Racism At Core Of Native Teen Suicides In Pine Ridge

At least 11 children between the ages of 12 and 17 have committed suicide in my county since December. The heartbreaking details vary from child to child, but their families and this community—in the newly renamed Oglala Lakota County—feel the voids left by their absences just as deeply each and every time.

Between December 1 and March 23, Pine Ridge Hospital treated 241 patients under 19 who actively planned, attempted or committed suicide. These numbers don’t account for unreported cases or for those who were treated in neighboring counties. At this rate, 37 young people in a county that only has 5,393 inhabitants under 18 will be gone by the end of 2015. Moreover, statistics from Pine Ridge Indian Health Services show teen suicide numbers have gradually increased over the last seven years. In the same four-month period last year, for example, there were no suicides in Pine Ridge. In 2012, only one.

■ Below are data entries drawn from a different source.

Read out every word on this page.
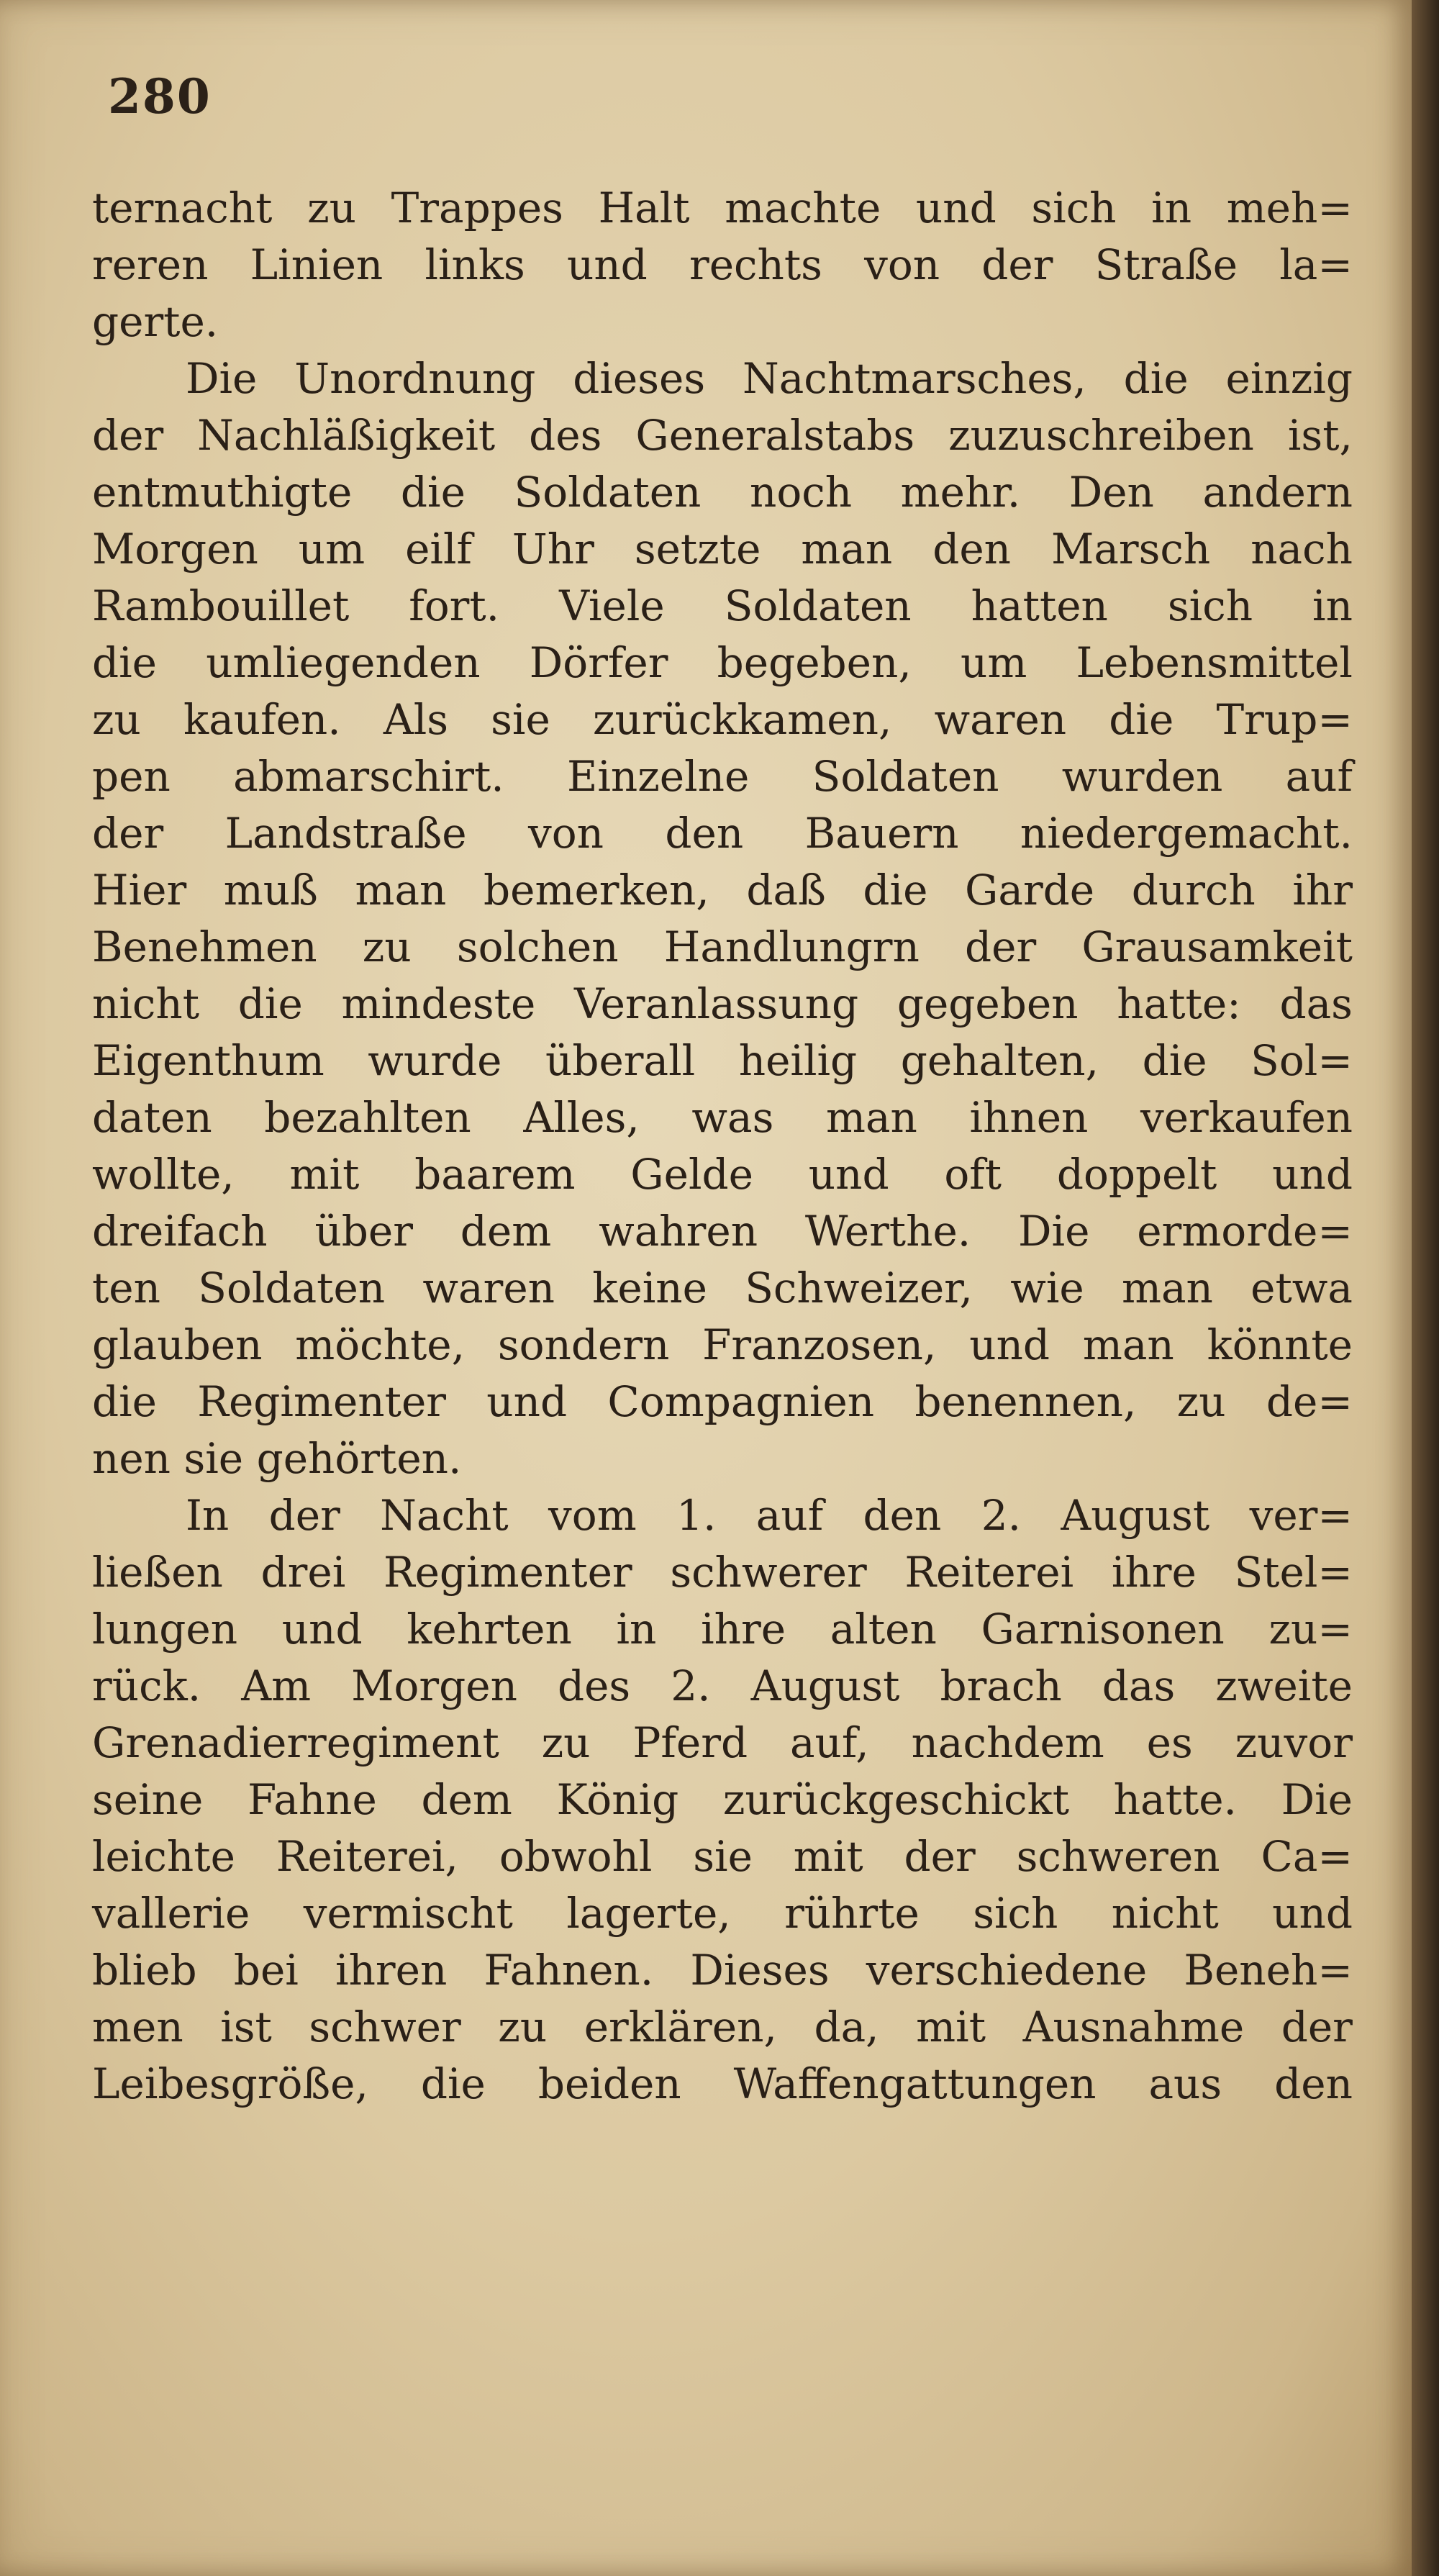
280
ternacht zu Trappes Halt machte und sich in meh=
reren Linien links und rechts von der Straße la=
gerte.
Die Unordnung dieses Nachtmarsches, die einzig
der Nachläßigkeit des Generalstabs zuzuschreiben ist,
entmuthigte die Soldaten noch mehr. Den andern
Morgen um eilf Uhr setzte man den Marsch nach
Rambouillet fort. Viele Soldaten hatten sich in
die umliegenden Dörfer begeben, um Lebensmittel
zu kaufen. Als sie zurückkamen, waren die Trup=
pen abmarschirt. Einzelne Soldaten wurden auf
der Landstraße von den Bauern niedergemacht.
Hier muß man bemerken, daß die Garde durch ihr
Benehmen zu solchen Handlungrn der Grausamkeit
nicht die mindeste Veranlassung gegeben hatte: das
Eigenthum wurde überall heilig gehalten, die Sol=
daten bezahlten Alles, was man ihnen verkaufen
wollte, mit baarem Gelde und oft doppelt und
dreifach über dem wahren Werthe. Die ermorde=
ten Soldaten waren keine Schweizer, wie man etwa
glauben möchte, sondern Franzosen, und man könnte
die Regimenter und Compagnien benennen, zu de=
nen sie gehörten.
In der Nacht vom 1. auf den 2. August ver=
ließen drei Regimenter schwerer Reiterei ihre Stel=
lungen und kehrten in ihre alten Garnisonen zu=
rück. Am Morgen des 2. August brach das zweite
Grenadierregiment zu Pferd auf, nachdem es zuvor
seine Fahne dem König zurückgeschickt hatte. Die
leichte Reiterei, obwohl sie mit der schweren Ca=
vallerie vermischt lagerte, rührte sich nicht und
blieb bei ihren Fahnen. Dieses verschiedene Beneh=
men ist schwer zu erklären, da, mit Ausnahme der
Leibesgröße, die beiden Waffengattungen aus den
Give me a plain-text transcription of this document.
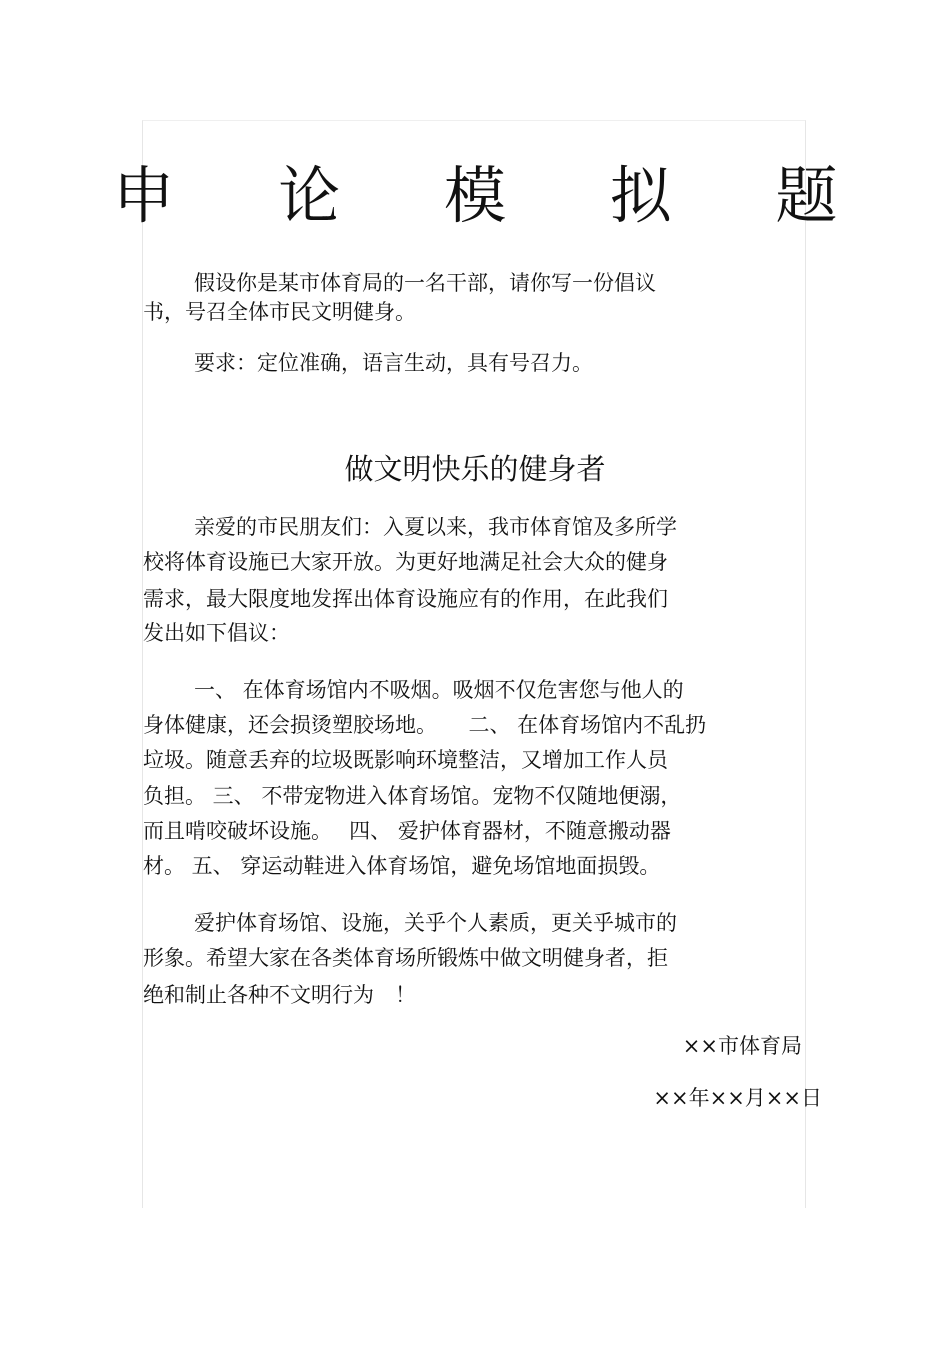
申 论 模 拟 题

假设你是某市体育局的一名干部，请你写一份倡议

书，号召全体市民文明健身。

要求：定位准确，语言生动，具有号召力。

做文明快乐的健身者

亲爱的市民朋友们：入夏以来，我市体育馆及多所学

校将体育设施已大家开放。为更好地满足社会大众的健身

需求，最大限度地发挥出体育设施应有的作用，在此我们

发出如下倡议：

一、 在体育场馆内不吸烟。吸烟不仅危害您与他人的

身体健康，还会损烫塑胶场地。　　二、 在体育场馆内不乱扔

垃圾。随意丢弃的垃圾既影响环境整洁，又增加工作人员

负担。 三、 不带宠物进入体育场馆。宠物不仅随地便溺，

而且啃咬破坏设施。　 四、 爱护体育器材，不随意搬动器

材。 五、 穿运动鞋进入体育场馆，避免场馆地面损毁。

爱护体育场馆、设施，关乎个人素质，更关乎城市的

形象。希望大家在各类体育场所锻炼中做文明健身者，拒

绝和制止各种不文明行为　！

××市体育局

××年××月××日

If this were happening in any other county in America, politicians would be calling on their governor to intervene. But since Oglala Lakota County is part of the Pine Ridge Indian Reservation in South Dakota, not many people outside this community seem to know or care about what’s happening here.

In Pine Ridge, site of the massacre at Wounded Knee, commonplace teen angst is exacerbated by extreme poverty, historical trauma and racial discrimination. As a high school English teacher and newcomer, I understood early on that kids here come to know mortality much sooner than most. At 26, I’ve only been to one funeral: for my great-grandmother, who passed away peacefully at 97. Ask my students and they’ll tell you that when it comes to funerals they’ve lost track.

When I ask non-Native South Dakotans to help me understand why suicide waves like these happen, their explanations too often invoke—either directly or through insinuations—the notion of the “Indian Problem,” a twisted, blatantly racist policy the U.S. government first used in the 1880s to dissolve reservations and force Native Americans to assimilate to white culture.

Only now the “Indian Problem” is employed to blame Natives for the poverty, substance abuse and unemployment that’s all too common throughout Indian Country. “They bring it on themselves,” too many strangers tell me when they learn where I live and work.

But there is a conveniently ignored connection—a direct one, I would argue—between the hopelessness felt by some young people here and their experiences off (and the impositions made by outsiders onto) the reservation. These experiences are what make these suicides bigger than Pine Ridge.